GENP’s 9M17 core net profit of RM232.6m (+53.8% yoy) came in below our previous and consensus 2017 expectations. The variance was mainly due to lower-than-expected contribution from the upstream plantation and property divisions. As such, we have cut our 2017-19 core EPS forecasts by 9-13% to account for the weak 9M17 results, and lowered our TP to RM10.75. Given the limited upside of 2.6% to our new 12-month TP, we downgrade the stock to a HOLD.

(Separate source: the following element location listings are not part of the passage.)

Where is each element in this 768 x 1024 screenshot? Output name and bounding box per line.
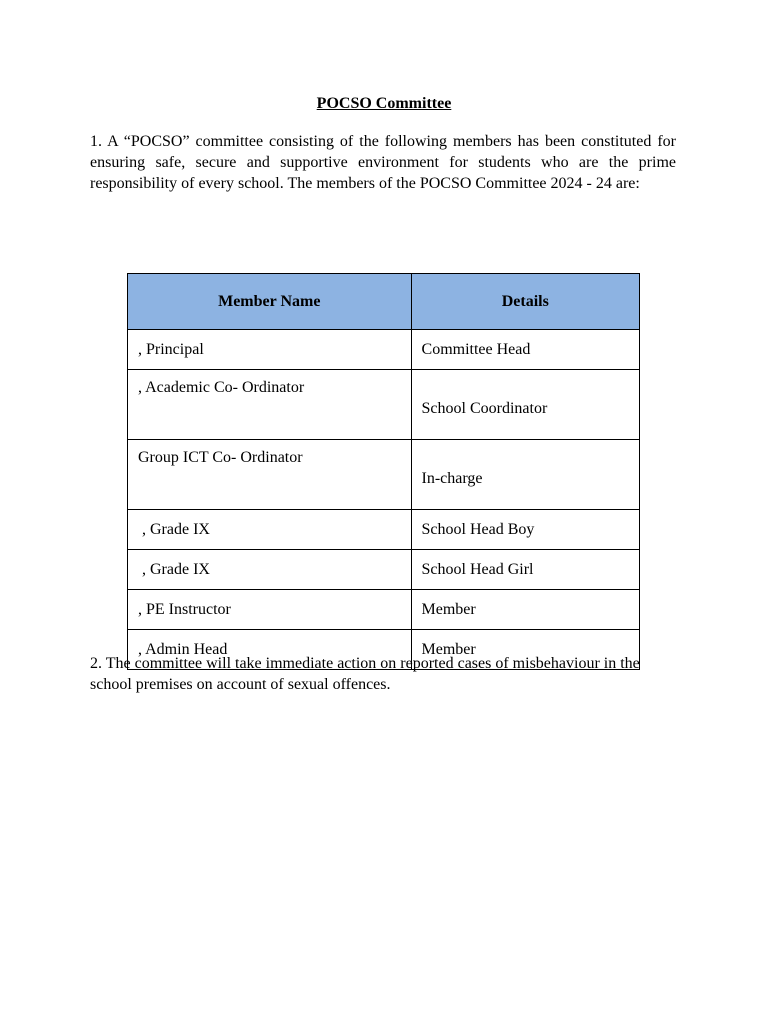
member-name-cell: , Grade IX (128, 550, 412, 590)
committee-members-table (127, 273, 640, 670)
details-cell: School Head Girl (411, 550, 639, 590)
details-cell: Member (411, 630, 639, 670)
details-cell: School Coordinator (411, 370, 639, 440)
details-cell: Committee Head (411, 330, 639, 370)
member-name-cell: Group ICT Co- Ordinator (128, 440, 412, 510)
details-cell: Member (411, 590, 639, 630)
member-name-cell: , Principal (128, 330, 412, 370)
closing-paragraph: 2. The committee will take immediate action on reported cases of misbehaviour in the school premises on account of sexual offences. (90, 655, 640, 693)
table-row (128, 510, 640, 550)
member-name-cell: , PE Instructor (128, 590, 412, 630)
table-header-row (128, 274, 640, 330)
member-name-cell: , Admin Head (128, 630, 412, 670)
header-details: Details (411, 274, 639, 330)
document-title: POCSO Committee (316, 95, 452, 112)
table-row (128, 440, 640, 510)
member-name-cell: , Academic Co- Ordinator (128, 370, 412, 440)
header-member-name: Member Name (128, 274, 412, 330)
details-cell: School Head Boy (411, 510, 639, 550)
table-row (128, 550, 640, 590)
table-row (128, 330, 640, 370)
intro-paragraph: 1. A “POCSO” committee consisting of the following members has been constituted for ensuring safe, secure and supportive environment for students who are the prime responsibility of every school. The members of the POCSO Committee 2024 - 24 are: (90, 133, 676, 192)
details-cell: In-charge (411, 440, 639, 510)
table-row (128, 590, 640, 630)
member-name-cell: , Grade IX (128, 510, 412, 550)
table-row (128, 370, 640, 440)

9M17 Core Net Profit More Increased by 53.8% Yoy to RM232.6m

Genting Plantations’ (GENP) 9M17 revenue was higher by 32% yoy to RM1.3bn, mainly attributable to higher contribution from the upstream plantation and downstream manufacturing divisions, but partially offset by lower property sales. The blended CPO and PK ASPs were higher yoy at RM2,770/MT (9M16: RM2,517/MT) and RM2,404/MT (9M16: RM2,316/MT), respectively, while FFB production increased by 24.6% yoy to 1.35m MT. PBT for 9M17 increased by 67.7% yoy to RM319m. After adjusting for one-off items, 9M17 core net profit increased by 53.8% yoy to RM232.6m, accounting for 63% and 69% of our previous and consensus 2017 forecasts respectively. Despite the strong yoy improvement, this came in below our expectation mainly due to lower-than-expected contribution from the upstream plantation and property divisions.

TP Lowered to RM10.75, Downgrade to HOLD

We cut our 2017-19E core EPS by 9-13%, mainly to account for the weak 9M17 results. As such, our 12-month target price for GENP has been reduced to RM10.75 (from RM12.00 previously), based on an unchanged 2018E PER of 22x. We downgrade GENP to a HOLD rating (from BUY previously) given the limited upside to our new TP.

Key Risks

Key upside/downside risks include: 1) stronger/weaker economic growth leading to a higher/lower consumption of vegetable oils; 2) a sustained rebound/plunge in the CPO price; 3) higher/lower-than-expected FFB and CPO production; and 4) changes in policies.